Meat has stuff in it that vegetable sources don't. (B12 and D3 vitamins, most notably. DHA and taurine...) Nutritionally indistinguishable from real meat is going to have to include those, which gets us into serious genetic engineering. (Which raises the question of who would be happy about salmon genes in their kale! Or the concept of arboriculture with beefnut trees.)

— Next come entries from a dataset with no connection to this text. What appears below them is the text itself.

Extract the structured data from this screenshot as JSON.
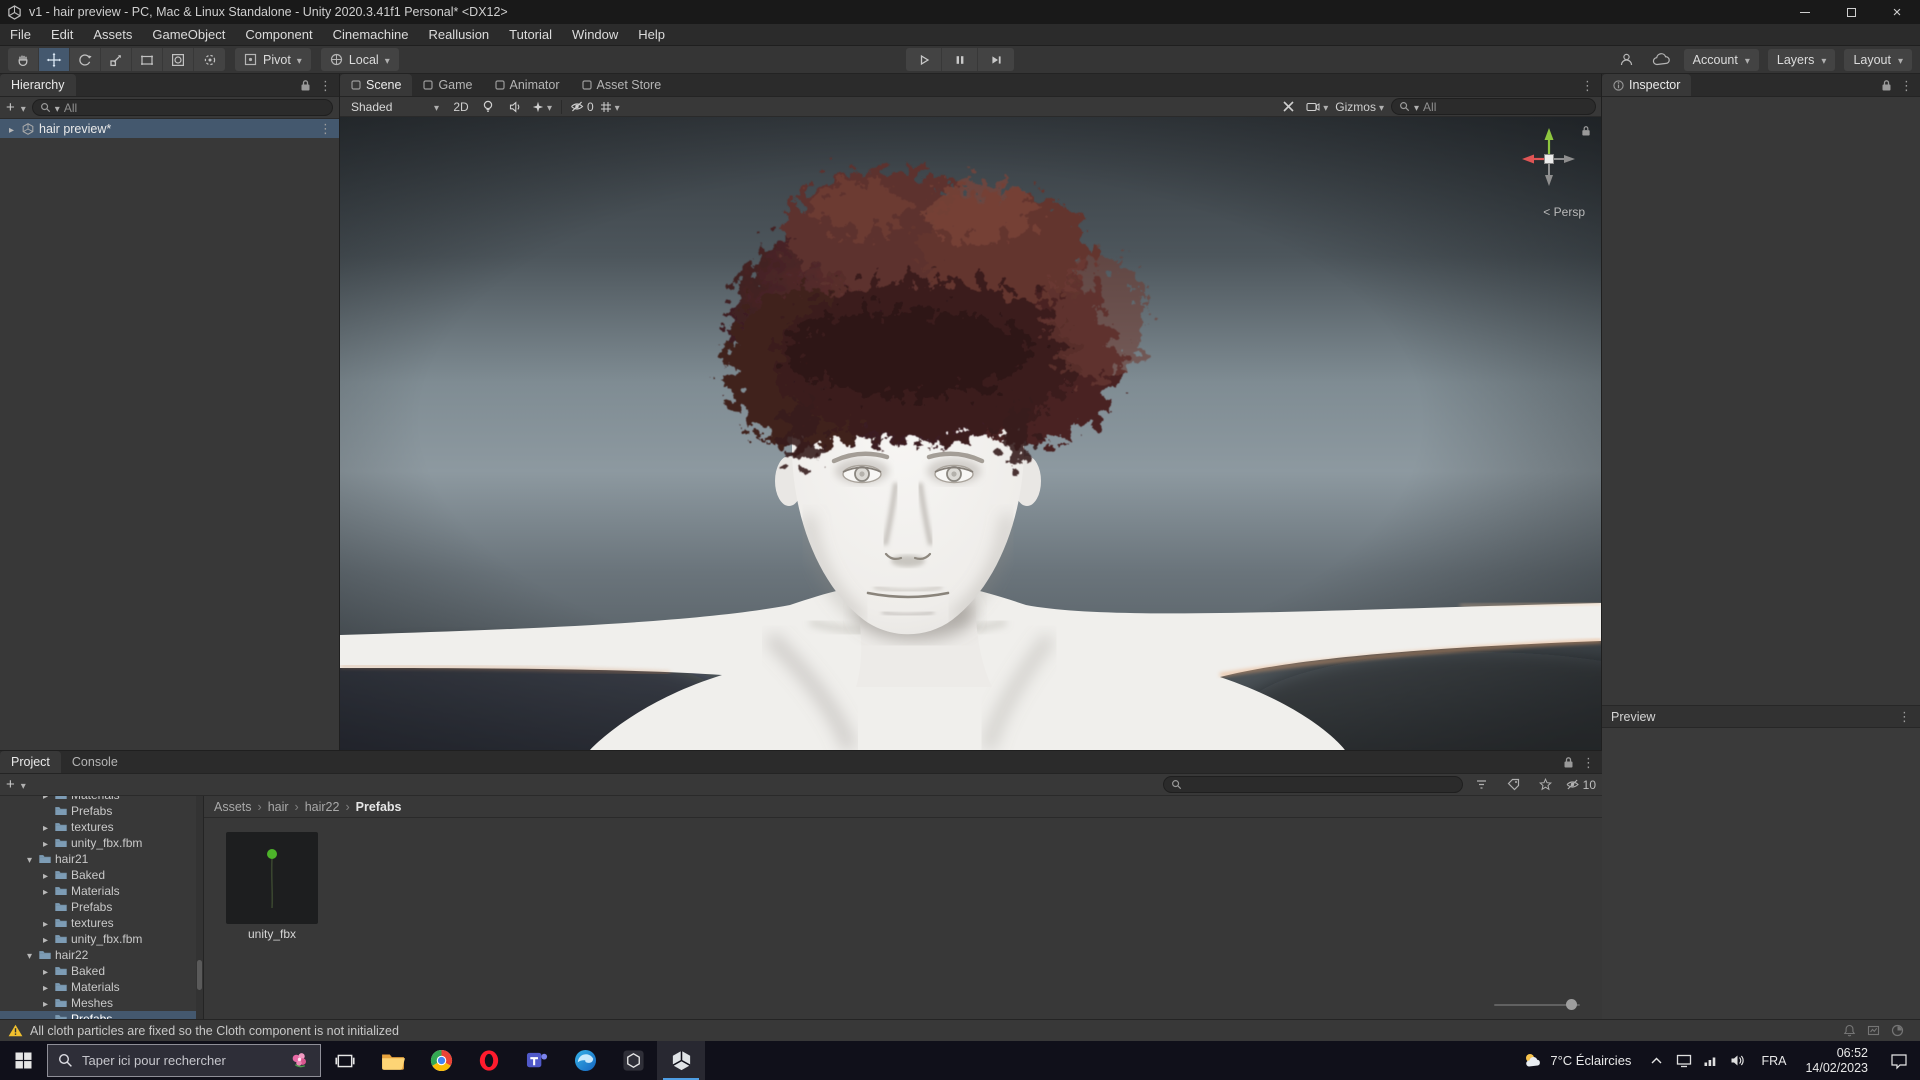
{
  "window": {
    "title": "v1 - hair preview - PC, Mac & Linux Standalone - Unity 2020.3.41f1 Personal* <DX12>"
  },
  "menubar": {
    "items": [
      {
        "label": "File"
      },
      {
        "label": "Edit"
      },
      {
        "label": "Assets"
      },
      {
        "label": "GameObject"
      },
      {
        "label": "Component"
      },
      {
        "label": "Cinemachine"
      },
      {
        "label": "Reallusion"
      },
      {
        "label": "Tutorial"
      },
      {
        "label": "Window"
      },
      {
        "label": "Help"
      }
    ]
  },
  "toolbar": {
    "pivot_label": "Pivot",
    "local_label": "Local",
    "account_label": "Account",
    "layers_label": "Layers",
    "layout_label": "Layout"
  },
  "hierarchy": {
    "tab_label": "Hierarchy",
    "search_placeholder": "All",
    "scene_row_label": "hair preview*"
  },
  "scene_view": {
    "tabs": [
      {
        "label": "Scene",
        "active": true
      },
      {
        "label": "Game"
      },
      {
        "label": "Animator"
      },
      {
        "label": "Asset Store"
      }
    ],
    "shading_mode": "Shaded",
    "toggle_2d_label": "2D",
    "visibility_hidden_count": "0",
    "gizmos_label": "Gizmos",
    "search_placeholder": "All",
    "projection_label": "< Persp"
  },
  "inspector": {
    "tab_label": "Inspector",
    "preview_label": "Preview"
  },
  "project": {
    "tabs": [
      {
        "label": "Project",
        "active": true
      },
      {
        "label": "Console"
      }
    ],
    "hidden_items_count": "10",
    "breadcrumb": [
      {
        "label": "Assets"
      },
      {
        "label": "hair"
      },
      {
        "label": "hair22"
      },
      {
        "label": "Prefabs",
        "current": true
      }
    ],
    "tree": [
      {
        "label": "Materials",
        "depth": 2,
        "collapsed": true,
        "partial": true
      },
      {
        "label": "Prefabs",
        "depth": 2
      },
      {
        "label": "textures",
        "depth": 2,
        "collapsed": true
      },
      {
        "label": "unity_fbx.fbm",
        "depth": 2,
        "collapsed": true
      },
      {
        "label": "hair21",
        "depth": 1,
        "expanded": true
      },
      {
        "label": "Baked",
        "depth": 2,
        "collapsed": true
      },
      {
        "label": "Materials",
        "depth": 2,
        "collapsed": true
      },
      {
        "label": "Prefabs",
        "depth": 2
      },
      {
        "label": "textures",
        "depth": 2,
        "collapsed": true
      },
      {
        "label": "unity_fbx.fbm",
        "depth": 2,
        "collapsed": true
      },
      {
        "label": "hair22",
        "depth": 1,
        "expanded": true
      },
      {
        "label": "Baked",
        "depth": 2,
        "collapsed": true
      },
      {
        "label": "Materials",
        "depth": 2,
        "collapsed": true
      },
      {
        "label": "Meshes",
        "depth": 2,
        "collapsed": true
      },
      {
        "label": "Prefabs",
        "depth": 2,
        "selected": true
      }
    ],
    "assets": [
      {
        "label": "unity_fbx"
      }
    ]
  },
  "status_bar": {
    "message": "All cloth particles are fixed so the Cloth component is not initialized"
  },
  "taskbar": {
    "search_placeholder": "Taper ici pour rechercher",
    "weather": "7°C Éclaircies",
    "language": "FRA",
    "time": "06:52",
    "date": "14/02/2023"
  },
  "colors": {
    "selection": "#44586e",
    "accent": "#4f9ee3",
    "warning": "#f2c12e"
  }
}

Anything you do to capture ecological productivity for your purposes kills whatever else would have used it, directly or indirectly. It doesn't matter if you're growing carrots or raising beef, something with nerves, eyes, and a spine ceased to exist for your dinner. It's possible to be bothered by the direct version more than the indirect version, but I'm generally with the pastoralists about this; there's a lot more ecological responsibility, especially in dry land (where water is the primary productivity constraint) in pastoralism and meat-eating than there is in irrigated crops or the kind of nothing-lives cropland we're increasingly seeing now. (The entire ecological guild of aerial insectivores, birds, bats, and bugs, are going extinct because there aren't enough bugs for them to eat. Not the only bad thing happening from agricultural practices.)

(My take on the "can't afford" is that wages are too low, not that sustainable farming is too expensive. Which I acknowledge is no immediate help to anyone.)